Canadian Senator from Ontario
- In office June 30, 1986 – June 27, 2009
- Appointed by: Brian Mulroney

Personal details
- Born: Norman Kempton Atkins June 27, 1934 Montclair, New Jersey, U.S.
- Died: September 28, 2010 (aged 76) Fredericton, New Brunswick, Canada
- Party: Progressive Conservative
- Profession: Politician; lawyer; businessman;

= Norman Atkins =

Canadian politician

Norman Kempton Atkins (June 27, 1934 - September 28, 2010) was an American-born Canadian political campaign strategist, politician, lawyer, and businessman. Atkins and his brother in-law and mentor Dalton Camp, both leading Progressive Conservative Party (PC Party) strategists from the 1960s to the 1990s, were credited for their significant roles in the electoral success of Ontario Premier Bill Davis (in office 1971–85) and Canadian Prime Minister Brian Mulroney (in office 1984–93). Atkins was appointed to the Canadian Senate in 1986 on the advice of Prime Minister Brian Mulroney, and served in the body until his mandatory retirement in 2009.

==Early years==
Born in Montclair, New Jersey, Atkins was a graduate of Appleby College in Oakville and of Acadia University in Wolfville, Nova Scotia, where he completed the Bachelor of Arts program in 1957. He subsequently received an Honorary Doctorate in Civil Law in 2000, from Acadia University.

== Political Strategist ==
Atkins was a leading campaign and advertising strategist and advertising and a senior Progressive Conservative Party of Ontario and Progressive Conservative Party of Canada . He was especially associated with the Big Blue Machine, which helped elect the Ontario PC Party under Bill Davis.

Atkins joined his brother-in-law Dalton Camp in Camp's successful effort ousting former Prime Minister John Diefenbaker as PC Party leader. Due to their infamy in the conservative circles, Bill Davis did not engage them for his 1971 leadership bid. Atkins and Camp became instrumental players in the insurgent campaign of Allen Lawrence, who came within 44 votes of dislodging the presumptive frontrunner Davis. Immediately following the leadership convention, Davis not only put his rivals in key cabinet role, but proactively brought in Atkins, Camp and other key campaign operatives that supported Lawrence to united the party. The united team became the famed Big Blue Machine.

In the 1980s, he was a strategist for the federal Conservatives, led by Brian Mulroney, who recommended him to Governor General Jeanne Sauvé for appointment to the Senate in 1986.

Atkins opposed the merger of the Progressive Conservative Party with the Canadian Alliance, and refused to join the product of that merger, the Conservative Party of Canada. Instead, he continued to sit in the Senate as a "Progressive Conservative" along with Lowell Murray and Elaine McCoy. He did not initially rule out joining the new Conservative Party caucus in the future, saying in February 2004, "I will be watching with interest, both the Leadership and the policies of the new party, to see whether they address my concerns. It is my hope that they will reflect the values and beliefs Progressive Conservatives hold so strongly". However, he continued to sit as a Progressive Conservative for the duration of his time in the Senate.
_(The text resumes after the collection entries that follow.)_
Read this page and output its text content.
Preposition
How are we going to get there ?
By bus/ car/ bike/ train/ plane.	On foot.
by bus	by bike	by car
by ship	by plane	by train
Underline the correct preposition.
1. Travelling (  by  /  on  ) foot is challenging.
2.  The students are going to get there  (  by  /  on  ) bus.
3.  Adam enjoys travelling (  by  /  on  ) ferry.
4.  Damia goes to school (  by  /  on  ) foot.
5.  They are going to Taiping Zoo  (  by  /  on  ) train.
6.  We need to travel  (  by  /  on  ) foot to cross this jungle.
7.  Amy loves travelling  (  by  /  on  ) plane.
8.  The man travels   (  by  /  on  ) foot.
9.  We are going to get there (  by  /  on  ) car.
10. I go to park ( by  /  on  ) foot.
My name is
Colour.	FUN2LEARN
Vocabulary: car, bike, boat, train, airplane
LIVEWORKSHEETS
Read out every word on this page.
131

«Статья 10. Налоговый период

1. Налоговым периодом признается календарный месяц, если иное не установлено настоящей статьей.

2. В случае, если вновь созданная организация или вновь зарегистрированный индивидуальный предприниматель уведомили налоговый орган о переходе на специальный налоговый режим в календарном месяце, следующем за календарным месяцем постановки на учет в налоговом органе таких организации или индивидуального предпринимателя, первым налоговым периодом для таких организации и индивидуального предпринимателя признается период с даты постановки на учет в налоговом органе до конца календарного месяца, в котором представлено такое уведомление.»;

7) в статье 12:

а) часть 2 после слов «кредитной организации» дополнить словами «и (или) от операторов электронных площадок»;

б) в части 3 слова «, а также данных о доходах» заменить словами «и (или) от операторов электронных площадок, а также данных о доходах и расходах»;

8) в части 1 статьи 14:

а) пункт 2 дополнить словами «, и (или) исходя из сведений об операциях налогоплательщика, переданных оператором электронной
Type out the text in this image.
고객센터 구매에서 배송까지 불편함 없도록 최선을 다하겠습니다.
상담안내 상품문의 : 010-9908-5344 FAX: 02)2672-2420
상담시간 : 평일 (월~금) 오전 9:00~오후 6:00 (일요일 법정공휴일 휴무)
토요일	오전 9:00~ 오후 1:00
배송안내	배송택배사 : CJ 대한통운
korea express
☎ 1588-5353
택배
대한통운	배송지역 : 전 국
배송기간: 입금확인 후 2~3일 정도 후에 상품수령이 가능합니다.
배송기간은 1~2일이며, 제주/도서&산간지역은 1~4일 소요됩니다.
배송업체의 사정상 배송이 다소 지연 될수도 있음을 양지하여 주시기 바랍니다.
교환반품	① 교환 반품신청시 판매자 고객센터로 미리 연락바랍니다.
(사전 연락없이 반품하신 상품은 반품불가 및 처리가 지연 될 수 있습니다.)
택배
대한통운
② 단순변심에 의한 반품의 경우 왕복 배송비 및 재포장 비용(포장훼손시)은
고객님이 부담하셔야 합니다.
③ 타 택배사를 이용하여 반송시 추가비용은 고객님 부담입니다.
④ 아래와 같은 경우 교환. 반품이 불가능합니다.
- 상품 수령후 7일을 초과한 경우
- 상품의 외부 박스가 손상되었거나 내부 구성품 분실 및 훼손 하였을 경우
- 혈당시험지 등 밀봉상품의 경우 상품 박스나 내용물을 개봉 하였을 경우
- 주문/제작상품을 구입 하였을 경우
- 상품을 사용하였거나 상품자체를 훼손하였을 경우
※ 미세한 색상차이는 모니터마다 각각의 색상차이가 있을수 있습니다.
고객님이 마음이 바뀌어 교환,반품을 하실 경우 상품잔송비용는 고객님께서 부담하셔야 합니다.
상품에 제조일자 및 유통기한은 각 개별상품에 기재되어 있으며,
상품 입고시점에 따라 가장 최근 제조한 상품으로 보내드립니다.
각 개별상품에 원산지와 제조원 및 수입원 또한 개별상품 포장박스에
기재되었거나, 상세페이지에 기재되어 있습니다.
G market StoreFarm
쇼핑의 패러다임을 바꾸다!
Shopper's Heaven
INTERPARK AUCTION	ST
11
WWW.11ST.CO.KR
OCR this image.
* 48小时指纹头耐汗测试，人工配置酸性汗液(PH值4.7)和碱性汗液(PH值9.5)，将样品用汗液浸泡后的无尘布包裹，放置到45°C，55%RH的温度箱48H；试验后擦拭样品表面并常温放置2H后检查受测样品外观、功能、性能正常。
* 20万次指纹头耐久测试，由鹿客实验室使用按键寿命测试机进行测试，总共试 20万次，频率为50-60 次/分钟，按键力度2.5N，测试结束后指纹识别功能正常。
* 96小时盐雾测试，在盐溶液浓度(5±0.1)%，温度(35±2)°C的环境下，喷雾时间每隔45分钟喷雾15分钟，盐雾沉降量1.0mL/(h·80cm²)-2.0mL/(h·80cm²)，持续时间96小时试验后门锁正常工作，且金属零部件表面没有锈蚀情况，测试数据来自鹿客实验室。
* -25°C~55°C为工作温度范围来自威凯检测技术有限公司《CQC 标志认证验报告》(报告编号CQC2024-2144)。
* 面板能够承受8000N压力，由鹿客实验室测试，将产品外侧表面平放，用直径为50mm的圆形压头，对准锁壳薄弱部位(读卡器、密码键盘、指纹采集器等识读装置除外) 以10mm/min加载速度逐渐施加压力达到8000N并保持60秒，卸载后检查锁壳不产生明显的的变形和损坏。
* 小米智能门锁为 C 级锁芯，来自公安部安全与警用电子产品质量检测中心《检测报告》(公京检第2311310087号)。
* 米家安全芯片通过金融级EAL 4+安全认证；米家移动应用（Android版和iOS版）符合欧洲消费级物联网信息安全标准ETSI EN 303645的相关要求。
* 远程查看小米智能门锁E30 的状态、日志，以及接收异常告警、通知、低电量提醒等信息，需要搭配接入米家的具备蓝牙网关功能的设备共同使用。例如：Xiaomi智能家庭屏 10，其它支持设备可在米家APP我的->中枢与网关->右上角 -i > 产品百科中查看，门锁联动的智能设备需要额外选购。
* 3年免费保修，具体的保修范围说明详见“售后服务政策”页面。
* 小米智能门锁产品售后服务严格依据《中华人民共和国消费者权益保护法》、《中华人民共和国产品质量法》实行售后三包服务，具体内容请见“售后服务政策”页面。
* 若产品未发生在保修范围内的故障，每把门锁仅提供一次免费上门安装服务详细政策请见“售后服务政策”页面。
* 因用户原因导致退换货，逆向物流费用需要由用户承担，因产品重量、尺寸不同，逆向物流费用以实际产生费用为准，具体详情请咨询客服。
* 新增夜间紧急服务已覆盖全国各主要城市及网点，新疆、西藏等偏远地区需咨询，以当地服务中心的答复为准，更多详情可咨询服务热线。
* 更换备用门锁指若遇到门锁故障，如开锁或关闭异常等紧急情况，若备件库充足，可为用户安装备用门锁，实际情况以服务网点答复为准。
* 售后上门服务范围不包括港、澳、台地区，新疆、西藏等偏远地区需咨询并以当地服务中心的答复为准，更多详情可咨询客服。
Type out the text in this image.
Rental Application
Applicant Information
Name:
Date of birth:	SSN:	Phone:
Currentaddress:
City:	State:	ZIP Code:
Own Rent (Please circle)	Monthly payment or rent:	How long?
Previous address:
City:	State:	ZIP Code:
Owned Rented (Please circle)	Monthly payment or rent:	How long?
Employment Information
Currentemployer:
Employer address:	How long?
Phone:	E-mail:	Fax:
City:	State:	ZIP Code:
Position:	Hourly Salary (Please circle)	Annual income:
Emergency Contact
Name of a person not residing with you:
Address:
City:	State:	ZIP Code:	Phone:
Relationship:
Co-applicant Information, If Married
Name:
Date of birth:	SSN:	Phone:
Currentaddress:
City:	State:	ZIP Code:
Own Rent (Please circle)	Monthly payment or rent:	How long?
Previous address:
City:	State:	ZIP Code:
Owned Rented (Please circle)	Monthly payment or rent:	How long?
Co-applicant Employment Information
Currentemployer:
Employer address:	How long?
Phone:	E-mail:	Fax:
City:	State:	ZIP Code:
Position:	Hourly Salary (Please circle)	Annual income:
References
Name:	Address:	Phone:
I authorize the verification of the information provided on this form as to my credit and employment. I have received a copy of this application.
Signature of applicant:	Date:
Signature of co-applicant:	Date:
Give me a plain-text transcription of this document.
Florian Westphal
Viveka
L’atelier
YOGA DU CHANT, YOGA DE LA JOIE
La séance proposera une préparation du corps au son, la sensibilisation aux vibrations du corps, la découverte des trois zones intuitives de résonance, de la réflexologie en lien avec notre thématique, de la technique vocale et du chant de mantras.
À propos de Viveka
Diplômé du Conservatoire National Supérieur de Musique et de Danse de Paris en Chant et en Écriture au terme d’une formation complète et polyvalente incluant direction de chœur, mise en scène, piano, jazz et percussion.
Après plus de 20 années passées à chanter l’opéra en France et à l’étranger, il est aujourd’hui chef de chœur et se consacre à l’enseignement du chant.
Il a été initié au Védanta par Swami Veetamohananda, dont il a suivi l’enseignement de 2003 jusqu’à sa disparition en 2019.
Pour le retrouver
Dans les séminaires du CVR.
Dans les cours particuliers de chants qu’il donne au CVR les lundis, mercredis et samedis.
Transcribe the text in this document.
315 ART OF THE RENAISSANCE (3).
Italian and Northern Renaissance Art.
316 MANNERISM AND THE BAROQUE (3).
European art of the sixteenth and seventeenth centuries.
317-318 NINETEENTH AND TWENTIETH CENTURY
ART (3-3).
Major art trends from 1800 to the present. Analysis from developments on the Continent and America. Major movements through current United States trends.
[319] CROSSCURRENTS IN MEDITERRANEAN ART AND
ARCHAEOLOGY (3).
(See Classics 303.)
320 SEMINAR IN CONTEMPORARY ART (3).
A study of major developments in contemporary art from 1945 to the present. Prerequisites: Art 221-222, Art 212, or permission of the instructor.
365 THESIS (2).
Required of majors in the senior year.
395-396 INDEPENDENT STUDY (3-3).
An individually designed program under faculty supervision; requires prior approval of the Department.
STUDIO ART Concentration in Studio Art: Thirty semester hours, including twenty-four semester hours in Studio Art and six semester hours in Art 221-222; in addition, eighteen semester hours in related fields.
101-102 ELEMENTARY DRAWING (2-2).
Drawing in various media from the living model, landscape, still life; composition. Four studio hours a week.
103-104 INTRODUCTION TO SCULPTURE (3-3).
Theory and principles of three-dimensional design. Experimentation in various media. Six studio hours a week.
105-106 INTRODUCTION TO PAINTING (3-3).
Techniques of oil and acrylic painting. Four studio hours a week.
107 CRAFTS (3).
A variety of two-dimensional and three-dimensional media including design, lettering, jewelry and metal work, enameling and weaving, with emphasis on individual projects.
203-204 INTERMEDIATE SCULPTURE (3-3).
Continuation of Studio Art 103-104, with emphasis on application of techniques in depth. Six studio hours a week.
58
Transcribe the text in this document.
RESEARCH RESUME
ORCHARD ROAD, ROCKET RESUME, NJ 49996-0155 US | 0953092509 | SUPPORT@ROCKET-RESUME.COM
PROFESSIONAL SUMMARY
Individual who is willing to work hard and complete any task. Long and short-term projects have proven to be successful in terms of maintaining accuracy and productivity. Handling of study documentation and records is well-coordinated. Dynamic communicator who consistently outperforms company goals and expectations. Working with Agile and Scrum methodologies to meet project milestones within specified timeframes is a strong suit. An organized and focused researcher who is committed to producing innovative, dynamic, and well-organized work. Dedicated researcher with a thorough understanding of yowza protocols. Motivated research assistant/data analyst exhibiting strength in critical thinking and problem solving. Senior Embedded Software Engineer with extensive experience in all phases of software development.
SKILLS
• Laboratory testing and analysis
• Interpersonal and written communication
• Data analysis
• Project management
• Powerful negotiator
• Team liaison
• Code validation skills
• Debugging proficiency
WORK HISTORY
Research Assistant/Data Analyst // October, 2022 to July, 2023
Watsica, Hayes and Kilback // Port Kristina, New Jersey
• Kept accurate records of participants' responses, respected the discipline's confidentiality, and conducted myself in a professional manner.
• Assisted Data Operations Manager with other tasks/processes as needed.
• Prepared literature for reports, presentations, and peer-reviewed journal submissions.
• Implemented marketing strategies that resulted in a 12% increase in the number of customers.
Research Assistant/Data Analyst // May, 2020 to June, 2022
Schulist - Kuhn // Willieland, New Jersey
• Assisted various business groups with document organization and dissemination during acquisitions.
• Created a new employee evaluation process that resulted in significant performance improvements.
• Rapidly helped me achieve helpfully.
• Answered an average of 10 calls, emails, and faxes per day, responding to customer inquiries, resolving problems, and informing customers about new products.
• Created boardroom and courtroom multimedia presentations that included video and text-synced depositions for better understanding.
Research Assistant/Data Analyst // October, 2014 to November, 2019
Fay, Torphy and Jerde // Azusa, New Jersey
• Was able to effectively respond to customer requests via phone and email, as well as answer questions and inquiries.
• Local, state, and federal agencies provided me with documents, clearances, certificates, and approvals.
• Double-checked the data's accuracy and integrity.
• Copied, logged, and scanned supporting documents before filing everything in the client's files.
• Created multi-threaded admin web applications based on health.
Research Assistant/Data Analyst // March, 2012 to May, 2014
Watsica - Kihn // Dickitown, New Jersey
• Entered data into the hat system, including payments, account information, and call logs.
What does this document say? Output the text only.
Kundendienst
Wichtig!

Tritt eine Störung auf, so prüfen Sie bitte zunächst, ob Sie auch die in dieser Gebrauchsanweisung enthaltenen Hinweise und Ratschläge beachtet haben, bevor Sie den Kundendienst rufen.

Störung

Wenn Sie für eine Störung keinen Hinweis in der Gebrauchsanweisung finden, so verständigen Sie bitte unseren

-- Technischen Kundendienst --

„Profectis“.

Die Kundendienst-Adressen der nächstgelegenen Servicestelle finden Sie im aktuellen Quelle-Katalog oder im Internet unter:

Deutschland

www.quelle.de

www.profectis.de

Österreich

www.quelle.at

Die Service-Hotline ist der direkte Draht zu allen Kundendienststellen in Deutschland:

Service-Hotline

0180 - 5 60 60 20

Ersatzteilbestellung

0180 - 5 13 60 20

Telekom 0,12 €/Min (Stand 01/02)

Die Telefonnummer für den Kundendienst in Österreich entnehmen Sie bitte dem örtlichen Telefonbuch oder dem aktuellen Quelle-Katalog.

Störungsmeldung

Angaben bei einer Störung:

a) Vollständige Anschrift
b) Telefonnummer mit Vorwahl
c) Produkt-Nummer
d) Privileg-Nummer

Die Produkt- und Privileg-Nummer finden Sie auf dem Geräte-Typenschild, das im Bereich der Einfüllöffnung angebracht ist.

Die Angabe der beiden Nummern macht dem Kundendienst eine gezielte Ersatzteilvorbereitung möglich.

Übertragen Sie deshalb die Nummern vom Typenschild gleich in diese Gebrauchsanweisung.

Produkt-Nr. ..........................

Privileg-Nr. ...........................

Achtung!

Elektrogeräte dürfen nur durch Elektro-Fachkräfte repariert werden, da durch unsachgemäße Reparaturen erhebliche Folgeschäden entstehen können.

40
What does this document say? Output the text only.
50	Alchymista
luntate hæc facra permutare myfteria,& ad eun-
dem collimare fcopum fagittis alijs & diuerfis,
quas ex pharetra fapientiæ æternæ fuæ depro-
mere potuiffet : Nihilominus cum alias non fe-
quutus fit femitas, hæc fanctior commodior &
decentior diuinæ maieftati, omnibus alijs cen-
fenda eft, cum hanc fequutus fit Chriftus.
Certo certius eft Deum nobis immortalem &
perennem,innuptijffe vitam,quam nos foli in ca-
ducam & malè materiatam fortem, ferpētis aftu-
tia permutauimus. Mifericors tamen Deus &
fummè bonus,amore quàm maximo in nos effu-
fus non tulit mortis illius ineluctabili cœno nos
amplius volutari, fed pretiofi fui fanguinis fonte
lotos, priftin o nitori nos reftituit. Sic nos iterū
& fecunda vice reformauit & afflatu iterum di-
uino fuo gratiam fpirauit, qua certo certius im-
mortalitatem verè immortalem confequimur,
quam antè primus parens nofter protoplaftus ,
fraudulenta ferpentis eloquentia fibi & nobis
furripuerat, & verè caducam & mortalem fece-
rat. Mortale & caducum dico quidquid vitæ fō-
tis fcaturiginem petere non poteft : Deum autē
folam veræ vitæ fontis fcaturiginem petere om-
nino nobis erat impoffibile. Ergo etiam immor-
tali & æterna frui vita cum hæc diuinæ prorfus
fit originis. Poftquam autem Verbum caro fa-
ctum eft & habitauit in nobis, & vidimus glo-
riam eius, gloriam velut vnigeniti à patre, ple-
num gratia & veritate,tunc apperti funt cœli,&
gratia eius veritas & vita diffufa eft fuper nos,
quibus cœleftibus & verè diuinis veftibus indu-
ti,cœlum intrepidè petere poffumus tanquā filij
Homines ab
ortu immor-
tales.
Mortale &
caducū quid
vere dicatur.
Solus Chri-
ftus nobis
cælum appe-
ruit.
On February 27, 2007, Atkins was elected vice-chairman of the Senate's National Security and Defence Committee. He was elected with the support of defiant Liberal senators after moderate Conservative Senator Michael Meighen resigned his position at the direction of the Prime Minister's Office who reportedly wished to install a more ideologically conservative co-chair.

Atkins retired from the Senate upon turning 75 on June 27, 2009. He died in Fredericton on September 28, 2010, at the age of 76.

== Archives ==
There is a Norman Atkins fonds at Library and Archives Canada. Archival reference number is R5376.